Figura 3. Avenida Afonso Pena, Serra do Curral ao fundo, 1920.
Figura 4. Avenida Afonso Pena, 1930. acervo J. Góes
Fonte: Arquivo da Cidade de Belo Horizonte
Para DUARTE (2007, p.33), a partir de 1950, as áreas próximas de Belo Horizonte foram
atingidas pelo ritmo alucinante de desflorestamentos. E vários fatores contribuíram para esse
efeito como a fundação do Parque Industrial, a migração (aumento populacional de 350 para
700 mil habitantes em dez anos de 1940/1950), aberturas de estradas, o incremento da
construção civil e o alto índice de crescimento de favelas. Todo esse desenvolvimento
necessitava de madeiras como matéria prima; na indústria, na construção civil e nos
assentamentos de pessoas provenientes de imigração.

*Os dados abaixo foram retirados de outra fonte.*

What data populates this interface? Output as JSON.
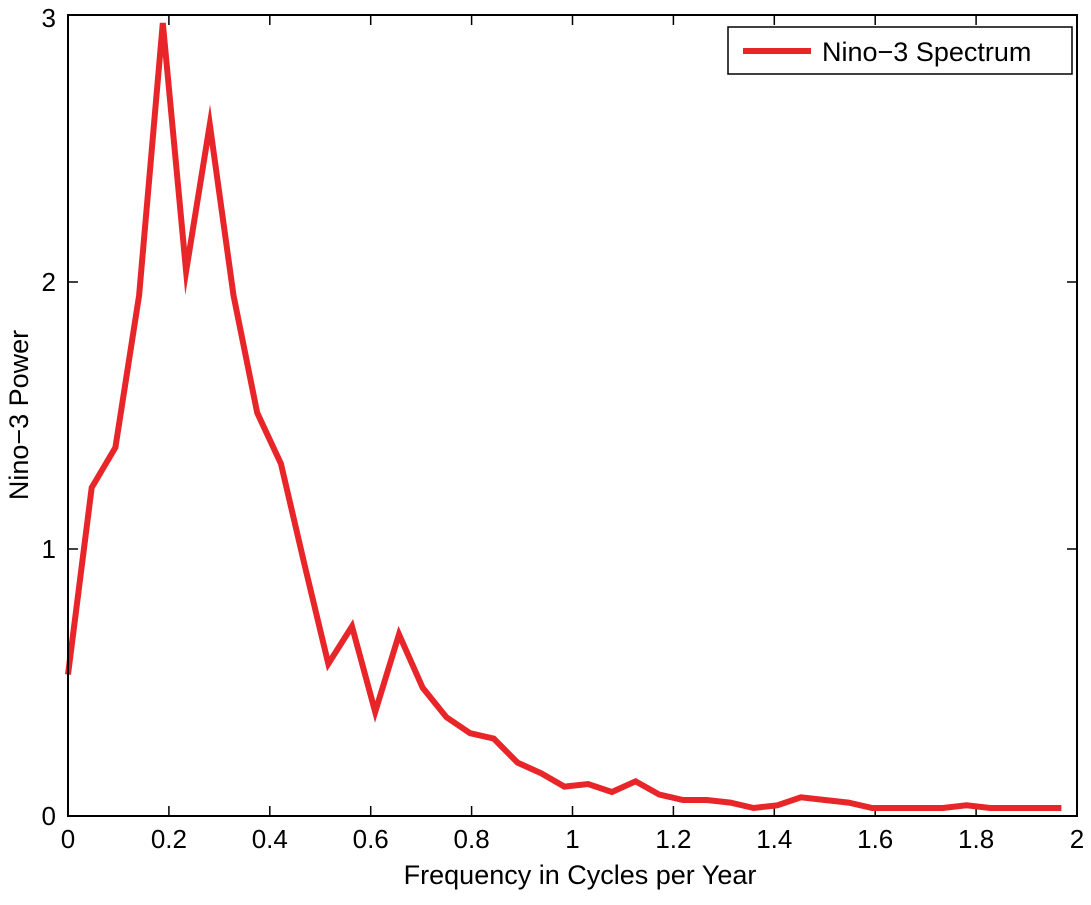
{
  "chart_data": {
    "type": "line",
    "title": "",
    "xlabel": "Frequency in Cycles per Year",
    "ylabel": "Nino−3 Power",
    "xlim": [
      0,
      2
    ],
    "ylim": [
      0,
      3
    ],
    "xticks": [
      0,
      0.2,
      0.4,
      0.6,
      0.8,
      1,
      1.2,
      1.4,
      1.6,
      1.8,
      2
    ],
    "xtick_labels": [
      "0",
      "0.2",
      "0.4",
      "0.6",
      "0.8",
      "1",
      "1.2",
      "1.4",
      "1.6",
      "1.8",
      "2"
    ],
    "yticks": [
      0,
      1,
      2,
      3
    ],
    "ytick_labels": [
      "0",
      "1",
      "2",
      "3"
    ],
    "grid": false,
    "legend_position": "top-right",
    "series": [
      {
        "name": "Nino−3 Spectrum",
        "color": "#e8262a",
        "x": [
          0.0,
          0.047,
          0.094,
          0.141,
          0.188,
          0.234,
          0.281,
          0.328,
          0.375,
          0.422,
          0.469,
          0.516,
          0.563,
          0.609,
          0.656,
          0.703,
          0.75,
          0.797,
          0.844,
          0.891,
          0.938,
          0.984,
          1.031,
          1.078,
          1.125,
          1.172,
          1.219,
          1.266,
          1.313,
          1.359,
          1.406,
          1.453,
          1.5,
          1.547,
          1.594,
          1.641,
          1.688,
          1.734,
          1.781,
          1.828,
          1.875,
          1.922,
          1.969
        ],
        "y": [
          0.53,
          1.23,
          1.38,
          1.95,
          2.97,
          2.04,
          2.59,
          1.95,
          1.51,
          1.32,
          0.94,
          0.57,
          0.71,
          0.39,
          0.68,
          0.48,
          0.37,
          0.31,
          0.29,
          0.2,
          0.16,
          0.11,
          0.12,
          0.09,
          0.13,
          0.08,
          0.06,
          0.06,
          0.05,
          0.03,
          0.04,
          0.07,
          0.06,
          0.05,
          0.03,
          0.03,
          0.03,
          0.03,
          0.04,
          0.03,
          0.03,
          0.03,
          0.03
        ]
      }
    ]
  }
}
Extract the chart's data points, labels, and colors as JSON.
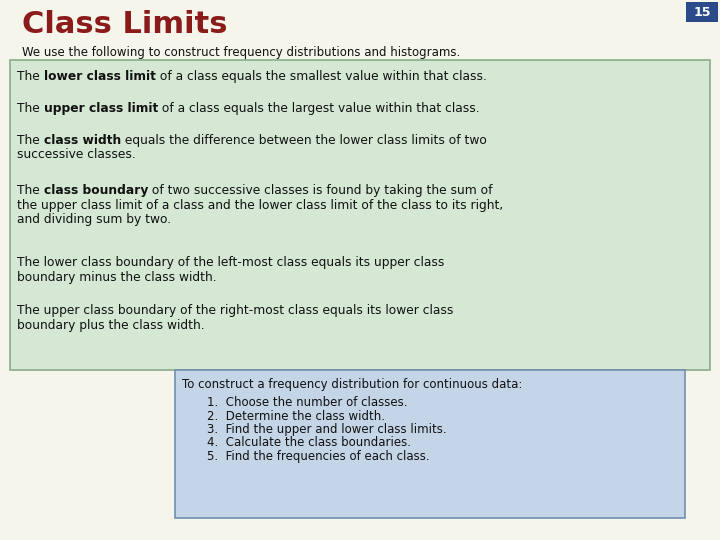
{
  "title": "Class Limits",
  "title_color": "#8B1A1A",
  "page_number": "15",
  "page_number_bg": "#2B4A8B",
  "page_number_color": "#FFFFFF",
  "background_color": "#F5F5EC",
  "subtitle": "We use the following to construct frequency distributions and histograms.",
  "green_box_bg": "#D4E8D4",
  "green_box_border": "#8AAA8A",
  "blue_box_bg": "#C5D5E8",
  "blue_box_border": "#7090B0",
  "blue_box_title": "To construct a frequency distribution for continuous data:",
  "blue_box_items": [
    "Choose the number of classes.",
    "Determine the class width.",
    "Find the upper and lower class limits.",
    "Calculate the class boundaries.",
    "Find the frequencies of each class."
  ]
}
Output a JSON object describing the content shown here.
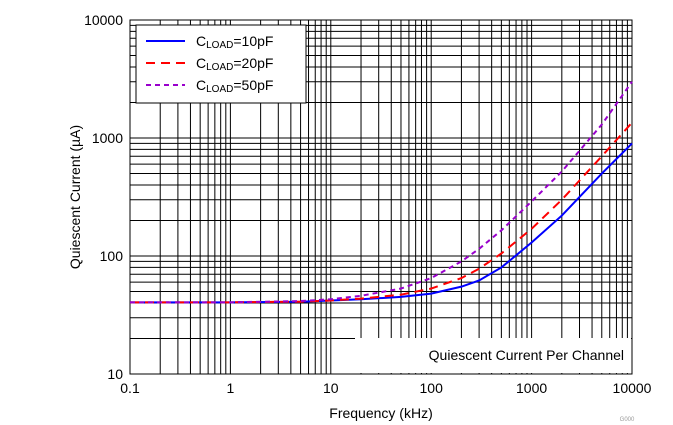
{
  "chart_data": {
    "type": "line",
    "x_scale": "log",
    "y_scale": "log",
    "xlim": [
      0.1,
      10000
    ],
    "ylim": [
      10,
      10000
    ],
    "xlabel": "Frequency (kHz)",
    "ylabel": "Quiescent Current (µA)",
    "x_ticks": [
      "0.1",
      "1",
      "10",
      "100",
      "1000",
      "10000"
    ],
    "y_ticks": [
      "10",
      "100",
      "1000",
      "10000"
    ],
    "grid": true,
    "legend_position": "top-left",
    "annotation": "Quiescent Current Per Channel",
    "figure_code": "G000",
    "series": [
      {
        "label_main": "C",
        "label_sub": "LOAD",
        "label_tail": "=10pF",
        "color": "#0000ff",
        "dash": "solid",
        "x": [
          0.1,
          1,
          5,
          10,
          20,
          50,
          100,
          200,
          300,
          500,
          1000,
          2000,
          5000,
          10000
        ],
        "y": [
          40.5,
          40.5,
          41,
          42,
          43,
          45,
          48,
          55,
          62,
          80,
          130,
          220,
          500,
          900
        ]
      },
      {
        "label_main": "C",
        "label_sub": "LOAD",
        "label_tail": "=20pF",
        "color": "#ff0000",
        "dash": "dashed",
        "x": [
          0.1,
          1,
          5,
          10,
          20,
          50,
          100,
          200,
          300,
          500,
          1000,
          2000,
          5000,
          10000
        ],
        "y": [
          40.5,
          40.5,
          41,
          42,
          43.5,
          47,
          53,
          65,
          78,
          105,
          170,
          300,
          700,
          1350
        ]
      },
      {
        "label_main": "C",
        "label_sub": "LOAD",
        "label_tail": "=50pF",
        "color": "#9900cc",
        "dash": "dashed-fine",
        "x": [
          0.1,
          1,
          5,
          10,
          20,
          50,
          100,
          200,
          300,
          500,
          1000,
          2000,
          5000,
          10000
        ],
        "y": [
          40.5,
          40.5,
          41.5,
          43,
          46,
          53,
          65,
          90,
          115,
          165,
          290,
          520,
          1300,
          3000
        ]
      }
    ]
  }
}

A década de 1960 foi um marco significativo da redução da arborização do centro de Belo
Horizonte, a população assistia a eliminação dos fícus da Praça Sete e da Avenida Afonso Pena,
para a melhoria do trânsito com a circulação de aproximadamente 30 mil veículos.
O corte dos fícus da Afonso Pena repercutiu e foi intensamente debatido durante aqueles dias do
evento, envolvendo atores políticos, moradores de toda a cidade, lojistas da avenida, cronistas,
poetas e toda a imprensa, porque representava uma medida arbitraria (as podas trazidas pelo
progresso) e também porque era contemplado como uma medida corajosa da Prefeitura, frente á
necessidade de desenvolvimento. O cenário político dos anos 60 dispersava as atenções para a
conturbada articulação contra o governo do Presidente João Goulart e para o assassinato do
Presidente americano John Kennedy e o corte das árvores era um evento onde se implicavam
muitas outras escolhas e dilemas. Chegavam ao fim, os abrigos de sombras e também o
incômodo da forte praga de insetos que imperava naqueles anos (Duarte, 2007, p.25).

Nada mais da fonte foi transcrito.